When I went to UCD, we were stuck with “the restaurant” and Nine One One donut and sandwich bar for the first few years, until they brought in some comically disappointing “competition”: more sandwiches and carvery (When I left, in fairness, they opened Elements restaurant: a good value, quality option). But back then, unless we hopped on a bus or walked 20 minutes to the Olive Tree at the Clonskeagh mosque, we had no choice. Trinity students do. So why was The Buttery so full?

15 Comments

  1. I finished in Trinity in June and haven’t been to the Buttery since but when I was there, there never were any dishes over the seven euro mark so I’m wondering where they’ve pulled dishes like the paella came from?

    But I used to eat there quite a bit and had things like lasagne with garlic bread for 4.50, a burger for 4.50, pasta bake with 2 veg for 4.50… maybe this is what the other students were eating??

  2. The Buttery is so full because students don’t buy ten euro dinners there.

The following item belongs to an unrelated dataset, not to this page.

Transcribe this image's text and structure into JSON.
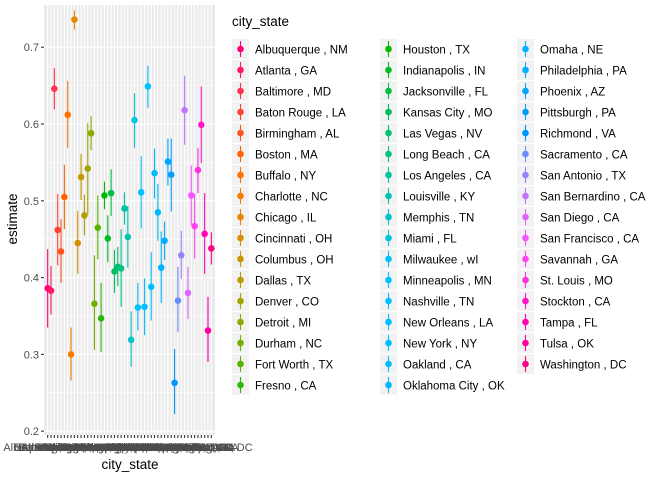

    If you were eating in the dining hall you were probably eating from the non-student counter at the far end of the serving area. If you had elected to eat from the first counter, you would have been eating from the student menu, which is frequently totally yum. The student special- a full plate of food and either soup or dessert- is €6, and that is as dear as it gets- there is a student budget dish for €4.95, and a plate of beans and chips is less than €3.

    But you’re not a student.

  3. Ah… Thanks Ciara. Maybe I just had a bad meal – as I said paella can be tricky. €6 for the student special is good value, but as you point out, I am not a student. Not anymore anyway, graduated last year 🙁

    I guess I wasn’t familiar with the multiple counter set up. The Buttery are obviously not aiming their food at people outside the uni.
    I still wouldn’t pay €9.95 for the non-student price again though! Much cheaper and nicer options elsewhere. Which begs the question – why are non-students (presumably staff) paying for this?

  4. Paella with a side of turnips? What?

  5. You must have been at commons in the Dining Hall or something. There are no portraits of grandees of yore in the Buttery, it is a dark and functional sort of place where I ate many’s the plate of saudages & chips for well less than a tenner.

  6. I was told I was being brought to The Buttery. But maybe it wasn’t. I’ll find out.

  7. Hogwarts? Except, a shit Hogwarts where they can’t cook paella. 🙂

  8. You were in the Dining Hall. The Buttery is below there, with traditional meals such as reasonably nice Lasagne for €4.95, watery bland pasta for €3.20….basically, not worth what you pay for it.

    Catering on campus isn’t good, there’s no true cheap alternative in the vicinity. Best plan is to go to the JCR under Pearse Station, where any toasted sandwich/pannini is €3 including a free tea or coffee, or better still, bring your own sandwich.

  9. I think you went up the large stone steps? then you were in commons and not the student Buttery. If you were in the Buttery you went down the side of the steps not up them?

  10. ehh….make your own lunch?
    sheesh…

  11. Ok, if it was The Commons, it was still pretty poor value. I feel I should even things out by trying The Buttery, but my experience of TCD’s catering was quite off-putting.

  12. Peter,

    Flembox was right. You were dining in the Dining Hall for lunch, not commons (waited meal for dinner each evening, free to Scholars of the college).

    You were eating lunch, and by the sounds of it, from the more expensive, still as tasteless, staff menu.

    The Buttery is similarly poor and of equal bad value.

    Make your own, or go to the JCR.

  13. To further clarify, the Dining Hall has a staff dining area and a dearer hot counter; but you can also dine in the Dining Hall proper (the Hogwarts room you were in) either from that menu, or from the student hot counter, which is the same menu/prices as the Buttery below it.

    Phew! I hope that clears everything up!

    The JCR is amazing- a bowl of crunchy nut cornflakes and a cup of tea for TWO EURO. And they offer the only realistically priced coffees and “fancy coffees” as they call them in the entire city, best I can tell.